The film goes a little something like this: Little Tim Jensen is scared of the boogeyman. His father tries and tries to convince Timmy that the fictitious children’s fable is untrue until that fateful night when dad gets swept under the closet door and is never seen or heard from again. Cut to fifteen years later when Tim (Barry Watson, “7th Heaven”) resides alone in a doorless apartment with pieces of his gloomy past still haunting him. At dinner with his girlfriend Jessica (Tory Musset, Peter Pan) and her family, Jessica’s father inquires about Tim’s parents. Tim replies, “The family thing is kind of complicated, sir.” It seems that Tim doesn’t want to leak the news that his father was taken by the boogeyman. Maybe, just maybe, people might think he’s crazy? Nah. Not possible. When Tim’s mother (Lucy Lawless, “Xena: Warrior Princes”) dies, he decides to return to his childhood home and face the demons and boogeys inside.
Teen horror haunts that had bite include Scream and I Know What You Did Last Summer, however it’s quite different when you have the likes of Wes Craven and Kevin Williamson on board. Even with director Stephen T. Kay’s attempts at slow zooms, quick cuts and special effects galore, Boogeyman just isn’t scary. At all. Not even a little. The film has all the typical horror movie cinematic cliches. Slow, eerie background music, lightning and thunder, silhouetted figures outside in the rain and dead people that talk on screen. All of Boogeyman’s cookie-cutter ways make for an uneventful flick that follows in the footsteps of those unsuccessful teen predecesors. The movie, however, is a good opportunity for yet another heartthrob to try his hand at the big screen by spending 90 minutes running from “the killer” while simultaneously messing things up with the blond girlfriend and gaining the trust of the girl next door, Kate. (Emily Deschanel, Cold Mountain).
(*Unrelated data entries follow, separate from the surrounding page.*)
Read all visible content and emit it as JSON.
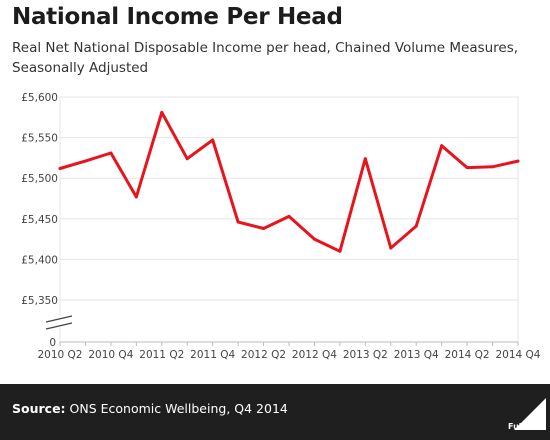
{
  "chart_data": {
    "type": "line",
    "title": "National Income Per Head",
    "subtitle": "Real Net National Disposable Income per head, Chained Volume Measures, Seasonally Adjusted",
    "x": [
      "2010 Q2",
      "2010 Q3",
      "2010 Q4",
      "2011 Q1",
      "2011 Q2",
      "2011 Q3",
      "2011 Q4",
      "2012 Q1",
      "2012 Q2",
      "2012 Q3",
      "2012 Q4",
      "2013 Q1",
      "2013 Q2",
      "2013 Q3",
      "2013 Q4",
      "2014 Q1",
      "2014 Q2",
      "2014 Q3",
      "2014 Q4"
    ],
    "x_tick_labels": [
      "2010 Q2",
      "2010 Q4",
      "2011 Q2",
      "2011 Q4",
      "2012 Q2",
      "2012 Q4",
      "2013 Q2",
      "2013 Q4",
      "2014 Q2",
      "2014 Q4"
    ],
    "series": [
      {
        "values": [
          5512,
          5521,
          5531,
          5477,
          5581,
          5524,
          5547,
          5446,
          5438,
          5453,
          5425,
          5410,
          5524,
          5414,
          5441,
          5540,
          5513,
          5514,
          5521
        ]
      }
    ],
    "y_tick_labels": [
      "0",
      "£5,350",
      "£5,400",
      "£5,450",
      "£5,500",
      "£5,550",
      "£5,600"
    ],
    "ylim": [
      5350,
      5600
    ],
    "axis_break": true,
    "grid": true,
    "line_color": "#e8141d"
  },
  "footer": {
    "source_label": "Source:",
    "source_text": "ONS Economic Wellbeing, Q4 2014",
    "logo_text": "Full Fact"
  }
}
There are some plot elements in Boogeyman that are not explored. For example, Tim seems to have teleporting and time travel abilities that are left unexplained. In one scene, he tries to uncover the disappearance of Jessica when he suddenly finds himself back in his house with Kate. Instead of the script telling us how this fits into film, the writer decides to neglect any reasoning whatsoever. Also missing is the audience’s empathy for the main character. If Tim lost his father at the age of 8 and his mother in his twenties, shouldn’t we feel something for him? The script seems to get lost in the goofy horror details so much so that it looses any sense of closeness to the character. If audiences felt more of a connection towards Tim, it’s possible that all of those cinematic extras would have been more effective.
Without a developed script or influential shot design, Boogeyman falls way short of becoming a cult classic. Although already making some dough, the film lacks some of the intricate factors that make horrors successful. The acting wasn’t worthy and the film didn’t leave me shaking in my boots, or Converse sneakers, for that matter.